7. Ebenfalls zu Recht und mit überzeugender Begründung hat das Landgericht wettbewerbsrechtliche Ansprüche und solche aus § 823 Abs.1 BGB unter dem Gesichtspunkt des Eingriffs in den eingerichteten und ausgeübten Gewerbebetrieb verneint. In der Berufung macht die Klägerin noch Ansprüche nach den §§ 3,4 Nr.9 a UWG wegen vermeidbarer Herkunftstäuschung geltend.

Allerdings können Ansprüche neben markenrechtlichen Ansprüchen aus ergänzendem wettbewerbsrechtlichen Leistungsschutz bestehen, wenn es nicht um den Schutz der Kennzeichnung als solche geht, sondern um den Schutz der konkreten Leistungsergebnisse des Markeninhabers, also der Produkte, die in Benutzung der Marke gefertigt werden ( zuletzt BGH WRP 2008,1196 – Rillenkoffer ). Hierzu fehlt es an Vortrag der Klägerin, welche konkret in NIVEA- Blau gehaltenen Produkte durch die angegriffenen Warenaufmachungen in wettbewerbswidriger Weise nachgeahmt werden. Dem Senat sind eine Vielzahl von NIVEA- Produkten in den unterschiedlichsten Blautönen vorgelegt worden.

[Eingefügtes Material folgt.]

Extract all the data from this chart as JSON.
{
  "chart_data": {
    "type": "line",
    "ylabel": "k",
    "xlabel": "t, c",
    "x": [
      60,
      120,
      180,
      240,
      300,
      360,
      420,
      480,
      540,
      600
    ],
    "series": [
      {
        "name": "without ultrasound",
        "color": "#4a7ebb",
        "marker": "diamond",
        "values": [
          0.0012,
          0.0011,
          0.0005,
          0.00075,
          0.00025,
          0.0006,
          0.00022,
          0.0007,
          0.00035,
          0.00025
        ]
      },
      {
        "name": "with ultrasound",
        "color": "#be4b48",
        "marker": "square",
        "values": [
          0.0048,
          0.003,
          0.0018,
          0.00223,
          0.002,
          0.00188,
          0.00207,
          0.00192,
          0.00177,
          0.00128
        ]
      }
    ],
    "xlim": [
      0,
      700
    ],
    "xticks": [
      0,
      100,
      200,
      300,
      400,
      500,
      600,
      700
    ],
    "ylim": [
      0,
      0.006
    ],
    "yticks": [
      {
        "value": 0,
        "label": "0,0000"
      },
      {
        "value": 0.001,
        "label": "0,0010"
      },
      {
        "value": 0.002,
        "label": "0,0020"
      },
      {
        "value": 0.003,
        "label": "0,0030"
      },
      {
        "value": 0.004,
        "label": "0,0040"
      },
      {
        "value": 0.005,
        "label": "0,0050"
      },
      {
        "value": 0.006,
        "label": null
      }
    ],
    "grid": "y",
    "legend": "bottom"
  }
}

Im Übrigen wäre eine vermeidbare Herkunftstäuschung zu verneinen, weil die blaue Farbe – wie bei den markenrechtlichen Ansprüchen eingehend begründet – bei den hier angegriffenen Warenaufmachungen vom Verkehr nicht herkunftshinweisend verstanden wird.

Die Nebenentscheidungen über die Kosten und die vorläufige Vollstreckbarkeit beruhen auf den §§ 97 Abs.1, 708 Nr.10, 711 ZPO. Der Senat hat die Revision gemäß § 543 Abs.2 ZPO zugelassen. Der Rechtsstreit betrifft den Schutzbereich von konturlosen Farbmarken, wenn eine Grundfarbe als Marke eingetragen ist und Waren des alltäglichen Bedarfs in einem durch Vielfarbigkeit gekennzeichneten Markt betroffen sind. Die bisherigen Leitentscheidungen des BGH in Rechtsstreitigkeiten wegen der Verletzung von konturlosen Farbmarken betreffen ungewöhnliche Farben, bei denen das Freihaltebedürfnis des Verkehrs möglicherweise anders zu beurteilen ist. Auch geht es um die Frage, inwieweit herkömmliche Markenformen, die ihrerseits kennzeichnungsstark sind, eine mögliche eigenständige kennzeichnende Stellung einer Hintergrundfarbe beseitigen können. Der Rechtsstreit hat damit grundsätzliche Bedeutung und eine höchstrichterliche Entscheidung dient der Fortbildung des Rechts.